Familial Mediterranean Fever in a 28-Year-Old Male Presented as a Painless Massive Pleural Effusion.

This case describes the first patient with familial Mediterranean fever (FMF) with massive left pleural effusion as the first clinical manifestation, to whom a video-assisted thoracoscopic surgery was performed to support the diagnosis. The patient was a 28-year-old male, who presented with dry cough and dyspnea but no fever. The lab findings showed hypoxemia (partial pressure of oxygen= 65 mm Hg) accompanied by elevated inflammatory markers, including C-reactive protein at 7 mg/dl (<0.5 mg/dl), erythrocyte sedimentation rate of 46 mm/h (<20 mm/h), and serum amyloid at 56.7 mg/L (<10 mg/L). X-ray indicated the left pleural effusion was part of a bilateral recurrent painless pleuritis, as the right pleural thickening implied.
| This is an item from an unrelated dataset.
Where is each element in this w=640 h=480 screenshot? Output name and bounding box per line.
Numerous biopsies were taken during the thoracoscopy, and the histopathology examination reported non-specific fibrous pleurisy. Colchicine administration, at first empirically for upcoming pericarditis, at the end was a significant clue for the diagnosis. Positive molecular testing for mutations in the familial Mediterranean fever (MEFV) gene contributed to the diagnosis of FMF, which was based on the Tel-Hashomer clinical criteria. The purpose of this article is hopefully to raise further awareness about patients with FMF presented with unusual manifestations of the disease.